Four adults and a baby stand in a field
Rossy de Palma as Elena, Israel Elejalde as Arturo, Penélope Cruz as Janis, Milena Smit as Ana in ‘Parallel Mothers.’ (© El Deseo; photo by Iglesias Más; courtesy of Sony Pictures Classics)

Cruz’s Janis is sad-eyed, sympathetic and as withholding as an independent cat can be. We learn that her bohemian mother, who named her daughter after Janis Joplin, died when she was young. That relationship informs the fierce attachment Janis experiences when she becomes the mother of a newborn. She’s the embodiment of what it means to be a good mother—until she isn’t. At the hospital where Janis gives birth, Almodóvar introduces Ana (Milena Smit), another younger mother-to-be, into the narrative. Ana’s life and backstory get enmeshed with Janis, while the Franco murders are sidelined.

All those interior shots of Janis’ green garden apartment—she’s an Eve who doesn’t seem to need an Adam—eventually correspond with the film’s larger themes of excavation and regeneration. On an open expanse of lush, verdant land, Arturo finds the bodies the village has been looking for. Arturo and Janis even drive there in a neon green SUV. While Janis and Ana have been contending with their own family troubles, the survivors of Franco’s regime try to come to terms with their personal grief and the country’s historical trauma.
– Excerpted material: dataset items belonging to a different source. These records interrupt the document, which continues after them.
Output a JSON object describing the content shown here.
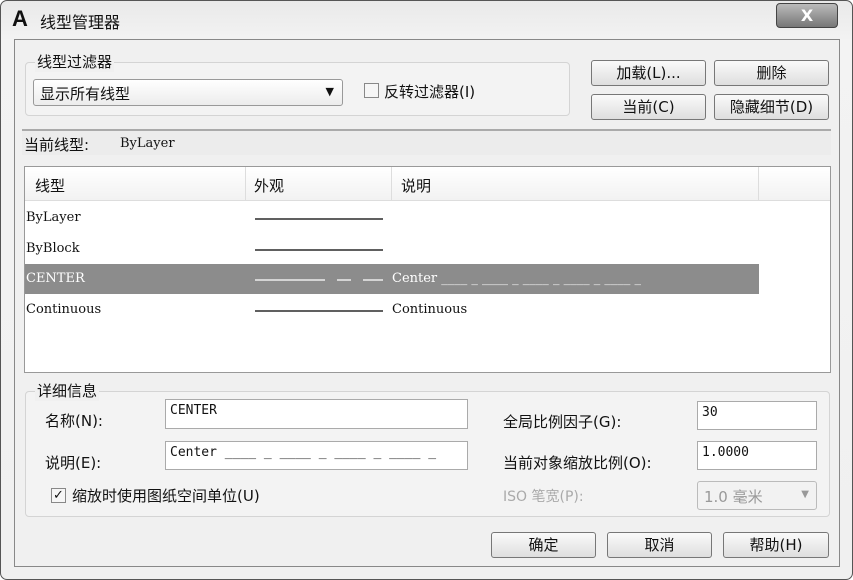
{
  "window": {
    "title": "线型管理器",
    "close_label": "X"
  },
  "filter": {
    "group_label": "线型过滤器",
    "selected": "显示所有线型",
    "invert_label": "反转过滤器(I)",
    "invert_checked": false
  },
  "buttons": {
    "load": "加载(L)...",
    "delete": "删除",
    "current": "当前(C)",
    "hide_details": "隐藏细节(D)"
  },
  "current_linetype": {
    "label": "当前线型:",
    "value": "ByLayer"
  },
  "list": {
    "columns": [
      "线型",
      "外观",
      "说明"
    ],
    "rows": [
      {
        "name": "ByLayer",
        "appearance": "solid",
        "description": "",
        "selected": false
      },
      {
        "name": "ByBlock",
        "appearance": "solid",
        "description": "",
        "selected": false
      },
      {
        "name": "CENTER",
        "appearance": "center",
        "description": "Center ____ _ ____ _ ____ _ ____ _ ____ _",
        "selected": true
      },
      {
        "name": "Continuous",
        "appearance": "solid",
        "description": "Continuous",
        "selected": false
      }
    ]
  },
  "details": {
    "group_label": "详细信息",
    "name_label": "名称(N):",
    "name_value": "CENTER",
    "desc_label": "说明(E):",
    "desc_value": "Center ____ _ ____ _ ____ _ ____ _",
    "paper_space_label": "缩放时使用图纸空间单位(U)",
    "paper_space_checked": true,
    "global_scale_label": "全局比例因子(G):",
    "global_scale_value": "30",
    "object_scale_label": "当前对象缩放比例(O):",
    "object_scale_value": "1.0000",
    "iso_pen_label": "ISO 笔宽(P):",
    "iso_pen_value": "1.0 毫米"
  },
  "footer": {
    "ok": "确定",
    "cancel": "取消",
    "help": "帮助(H)"
  }
}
Two women sit at a patio table, plants behind them
Milena Smit as Ana, Penélope Cruz as Janis in ‘Parallel Mothers.’ (© El Deseo; photo by Iglesias Más; courtesy of Sony Pictures Classics)
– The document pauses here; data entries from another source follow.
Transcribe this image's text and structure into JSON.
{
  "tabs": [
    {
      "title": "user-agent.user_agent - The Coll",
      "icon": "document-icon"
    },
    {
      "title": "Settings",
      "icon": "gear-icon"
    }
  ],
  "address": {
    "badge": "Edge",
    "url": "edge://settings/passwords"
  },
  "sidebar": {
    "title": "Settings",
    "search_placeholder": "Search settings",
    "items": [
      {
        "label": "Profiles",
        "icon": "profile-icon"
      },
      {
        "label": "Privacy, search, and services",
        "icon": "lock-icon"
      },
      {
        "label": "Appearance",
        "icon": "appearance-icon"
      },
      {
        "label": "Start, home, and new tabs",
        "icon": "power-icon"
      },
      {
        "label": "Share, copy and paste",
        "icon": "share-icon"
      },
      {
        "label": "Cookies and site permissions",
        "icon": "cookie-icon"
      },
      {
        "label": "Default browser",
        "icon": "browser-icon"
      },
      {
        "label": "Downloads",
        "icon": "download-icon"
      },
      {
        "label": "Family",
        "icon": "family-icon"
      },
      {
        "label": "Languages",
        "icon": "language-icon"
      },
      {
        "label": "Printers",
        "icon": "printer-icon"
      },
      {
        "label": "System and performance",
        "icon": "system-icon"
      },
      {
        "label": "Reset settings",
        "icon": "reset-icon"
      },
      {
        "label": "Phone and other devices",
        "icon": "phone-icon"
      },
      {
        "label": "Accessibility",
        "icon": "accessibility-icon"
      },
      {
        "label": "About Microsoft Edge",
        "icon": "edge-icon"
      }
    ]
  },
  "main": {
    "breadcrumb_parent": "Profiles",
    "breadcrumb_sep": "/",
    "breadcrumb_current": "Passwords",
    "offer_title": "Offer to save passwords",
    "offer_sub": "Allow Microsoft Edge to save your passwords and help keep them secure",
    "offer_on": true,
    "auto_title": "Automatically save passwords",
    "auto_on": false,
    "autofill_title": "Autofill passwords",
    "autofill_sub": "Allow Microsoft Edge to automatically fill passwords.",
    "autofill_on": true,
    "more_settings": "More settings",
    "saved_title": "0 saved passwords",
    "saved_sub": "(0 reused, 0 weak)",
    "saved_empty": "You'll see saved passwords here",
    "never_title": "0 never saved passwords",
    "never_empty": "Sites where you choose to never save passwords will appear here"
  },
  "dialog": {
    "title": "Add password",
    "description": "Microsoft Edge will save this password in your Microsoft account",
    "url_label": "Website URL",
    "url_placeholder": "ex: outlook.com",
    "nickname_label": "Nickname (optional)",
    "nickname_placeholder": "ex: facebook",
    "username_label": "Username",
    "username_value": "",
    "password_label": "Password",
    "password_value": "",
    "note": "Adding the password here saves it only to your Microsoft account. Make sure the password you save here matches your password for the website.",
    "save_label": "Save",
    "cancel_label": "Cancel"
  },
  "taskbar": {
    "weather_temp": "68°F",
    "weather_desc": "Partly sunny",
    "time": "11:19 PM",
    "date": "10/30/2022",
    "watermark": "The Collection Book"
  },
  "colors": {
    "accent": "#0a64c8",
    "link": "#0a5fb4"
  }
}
The director unfolds a series of parallels, between Janis and Ana, and by extension between each woman and her own mother. But connecting the personal and the political may feel forced, and like one parallel too many for non-Spaniards who can only glean anecdotal information about Franco’s lasting impact on the country.
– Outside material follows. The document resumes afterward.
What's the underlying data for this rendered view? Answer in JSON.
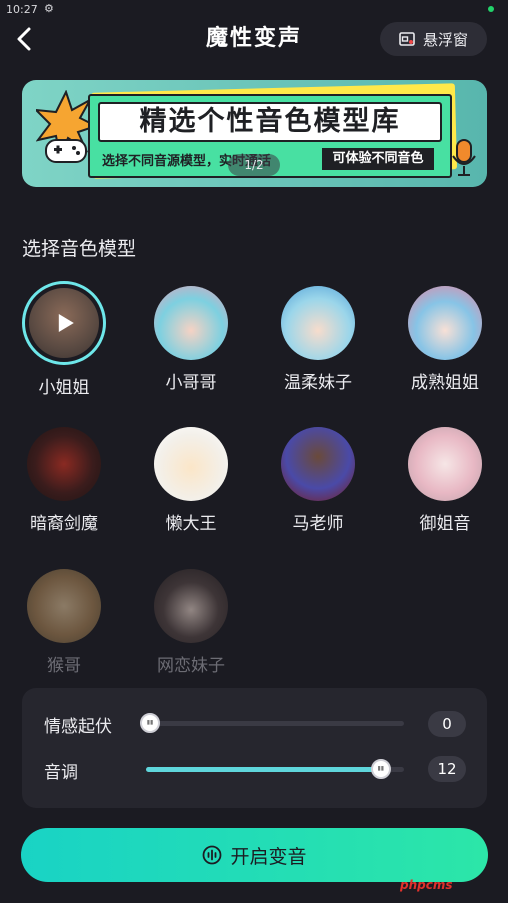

When Almodóvar foregrounds a single character—in films like All About My Mother (1999) and Pain and Glory (2019)—his movies are universally affecting. In comparison, Parallel Mothers is a sentimental journey, an earnest and benign compromise. For some reason, the director wasn’t satisfied with the limits of Janis and Ana’s particular psychodrama. At the end, it felt like he was on the verge of having the assassinated villagers tell their own specific stories and then, out of respect for the dead, retreated, not daring to speak for them directly.

‘Parallel Mothers’ is now playing in Bay Area theaters.